The Pride of Pepperdine followed up a solid rookie league campaign, posting a 4.30 ERA in 146 innings between Bakersfield and Pensacola. His ERA was inflated a bit by 115 innings in the California League, but he dropped his ERA to 3.19 in 6 AA starts. Moscot has a four pitch repertoire, and coaxes a lot of ground balls. He was a little more hittable in 2013 than he was in his first season, but if he can keep the walks down, he could settle in as a mid-rotation starter, or as a Sam LeCure-esque bullpen arm.

DANIEL CORCINO, 23, RHP
Highest 2013 Level: AAA (Louisville Bats)
Eye-Poppingest Fact: 1.23 ERA, 8 K, 0 BB in 7.1 Winter League innings
Most Worrisome Fact: 2013. All of it.
Aliases: Lil Cueto, Cuetinho

Oh how the mighty have fallen. The kid who was once billed as the successor to Johnny Cueto is looking more like the ghost of Eric Milton at the moment. Everything fell apart for Corcino in 2013 as his K-rates tumbled, his walk-rates skyrocketed, and he allowed homers at a 2012-Bronson Arroyoian rate. His control went the way of the dinosaur and the beeper, and he carried a 7+ ERA into freakin' June.
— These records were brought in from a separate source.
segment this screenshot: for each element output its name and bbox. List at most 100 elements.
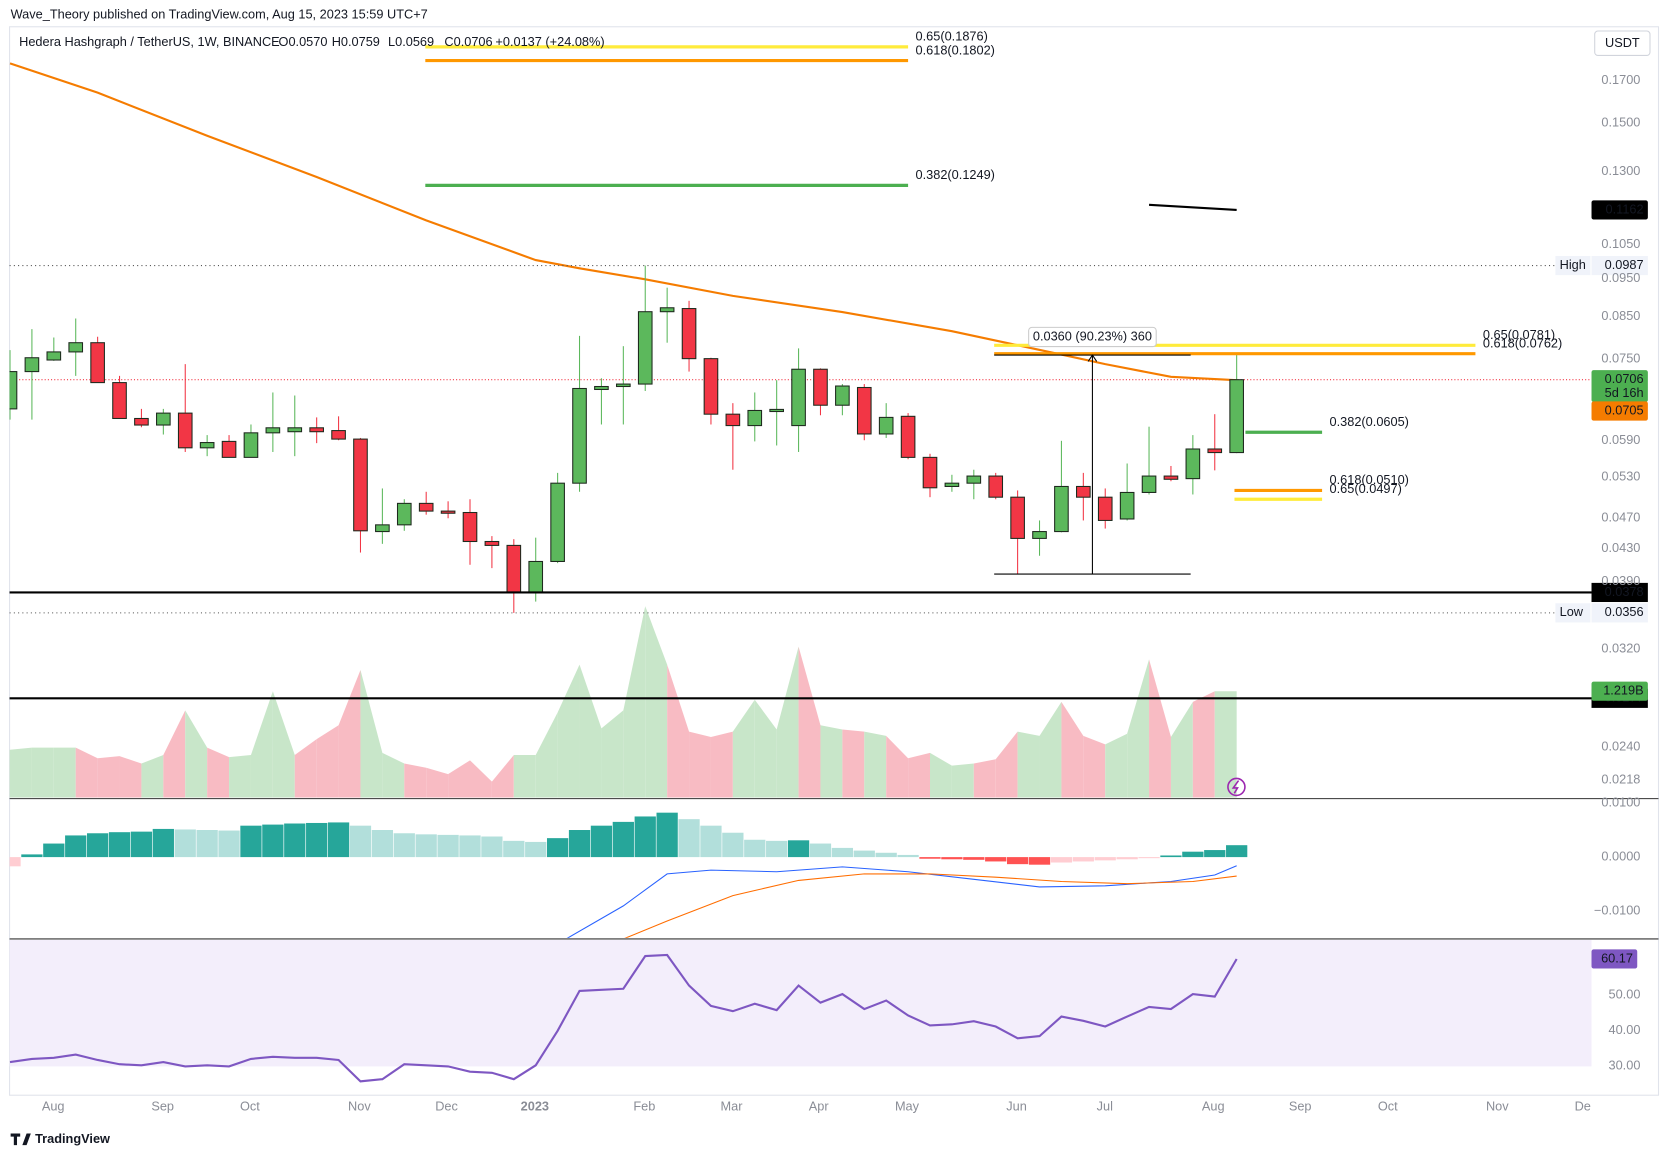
fib-label: 0.65(0.1876) [916, 29, 988, 44]
candle-body [199, 442, 215, 449]
volume-area [316, 725, 339, 798]
macd-histogram-bar [919, 857, 941, 859]
currency[interactable]: USDT [1605, 35, 1640, 50]
candle-body [156, 412, 171, 426]
candle-body [813, 368, 828, 406]
measure-arrow-head [1087, 354, 1098, 362]
legend-value: C0.0706 [444, 34, 492, 49]
macd-histogram-bar [240, 825, 262, 858]
volume-area [448, 760, 471, 798]
macd-histogram-bar [327, 822, 350, 858]
macd-histogram-bar [985, 857, 1007, 862]
volume-area [207, 747, 230, 798]
volume-area [163, 710, 186, 798]
candle-body [944, 482, 960, 487]
candle-body [46, 351, 62, 361]
macd-histogram-bar [590, 825, 613, 858]
overlay: Hedera Hashgraph / TetherUS, 1W, BINANCE… [9, 29, 1648, 969]
macd-histogram-bar [722, 832, 744, 858]
candle-body [1076, 485, 1091, 498]
volume-area [1127, 659, 1150, 798]
y-tick-label: 0.0850 [1601, 308, 1640, 323]
macd-histogram-bar [349, 825, 372, 858]
x-tick-label: Apr [809, 1098, 830, 1113]
y-tick-label: 40.00 [1609, 1022, 1641, 1037]
volume-area [995, 731, 1018, 798]
candle-body [68, 342, 84, 353]
candle-body [835, 385, 850, 406]
level-badge-box [1591, 256, 1648, 276]
rsi-badge: 60.17 [1601, 950, 1633, 965]
macd-histogram-bar [43, 843, 65, 858]
candle-body [1032, 531, 1047, 539]
volume-area [250, 691, 273, 798]
candle-body [769, 408, 784, 413]
volume-area [10, 747, 32, 798]
candle-body [24, 357, 40, 373]
macd-histogram-bar [656, 812, 678, 858]
y-tick-label: 0.0000 [1601, 848, 1640, 863]
volume-area [820, 725, 843, 798]
volume-area [426, 767, 449, 798]
volume-badge-box [1591, 681, 1648, 701]
rsi-pane [9, 939, 1592, 1083]
macd-histogram-bar [546, 838, 569, 858]
level-badge-box [1591, 582, 1648, 603]
macd-histogram-bar [437, 834, 459, 858]
y-tick-label: 0.1300 [1601, 163, 1640, 178]
candle-body [287, 427, 303, 433]
currency-box[interactable] [1594, 30, 1651, 56]
volume-area [1214, 691, 1237, 798]
countdown: 5d 16h [1605, 385, 1644, 400]
event-icon[interactable] [1227, 777, 1246, 797]
fib-label: 0.65(0.0497) [1330, 481, 1402, 496]
candle-body [1163, 475, 1179, 480]
x-tick-label: Sep [151, 1098, 174, 1113]
price-badge: 0.0705 [1605, 402, 1644, 417]
rsi-line [9, 953, 1238, 1083]
candle-body [9, 371, 18, 410]
level-tag: Low [1560, 604, 1584, 619]
candle-body [572, 387, 587, 484]
macd-histogram-bar [108, 832, 131, 858]
candle-body [331, 430, 346, 440]
brand: TradingView [35, 1131, 110, 1146]
candle-body [462, 511, 478, 543]
frame [9, 26, 1660, 1096]
volume-area [754, 699, 777, 798]
candle-body [1010, 496, 1025, 539]
candle-body [856, 386, 872, 435]
rsi-band [9, 939, 1592, 1067]
candle-body [221, 440, 237, 458]
macd-histogram-bar [1138, 857, 1160, 859]
x-tick-label: Aug [1202, 1098, 1225, 1113]
x-tick-label: Nov [348, 1098, 371, 1113]
volume-area [951, 763, 974, 798]
volume-area [1192, 691, 1215, 798]
macd-histogram-bar [1182, 851, 1204, 858]
candle-body [681, 308, 697, 360]
y-tick-label: 0.1700 [1601, 72, 1640, 87]
fib-label: 0.65(0.0781) [1483, 327, 1555, 342]
volume-area [97, 756, 120, 798]
y-tick-label: 0.0530 [1601, 469, 1640, 484]
candle-body [878, 416, 894, 435]
macd-histogram-bar [787, 840, 810, 858]
x-tick-label: Dec [435, 1098, 458, 1113]
volume-area [535, 712, 558, 798]
candle-body [528, 560, 544, 593]
fib-label: 0.382(0.1249) [916, 167, 995, 182]
y-tick-label: 0.0390 [1601, 573, 1640, 588]
x-tick-label: Oct [240, 1098, 260, 1113]
volume-area [973, 759, 996, 798]
indicator-line [1148, 203, 1237, 212]
volume-area [1061, 701, 1084, 798]
macd-histogram-bar [9, 857, 21, 867]
candle-body [791, 368, 806, 427]
volume-area [776, 646, 799, 798]
volume-area [732, 699, 755, 798]
candle-body [900, 415, 916, 458]
volume-area [601, 710, 624, 798]
macd-histogram-bar [897, 854, 919, 858]
volume-area [75, 747, 98, 798]
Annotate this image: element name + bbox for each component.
His best month was July, which saw him sport a 4.50 ERA in 30 innings with 14 walks and 16 strikeouts. I think it's safe to say that if he struggles out of the gate for a month or two, he might be relegated to the bullpen full-time. He pitched well in the Dominican Winter League, albeit in 7.1 innings, but didn't walk anyone and struck out 8, working from the bullpen. Let's hope it's a sign of things to come.

CHAD ROGERS, 24, RHP
Highest 2013 Level:
AAA
Eye-Poppingest Fact: Survived a shark attack
Most Worrisome Fact: 6.6 K/9
Aliases: Sharkbait, Mr. Rogers, Hangin' Chad

A nice value pick in the 28th round of the 2010 draft, Chad Rogers started his career as a reliever in Dayton before being converted to a starter in 2012. His ultimate path to the bigs (besides catastrophic injuries to current starters) may still be as a reliever, but he's shown an ability to keep the ball on the ground and in the ballpark, while limiting his walks. He's by no means a flashy prospect, but he could very well be a contributor at the big league level as a long man, fill-in starter, or reliever. Again, not sexy, but certainly necessary. Also, he survived a freakin' shark attack. That gets points in my book.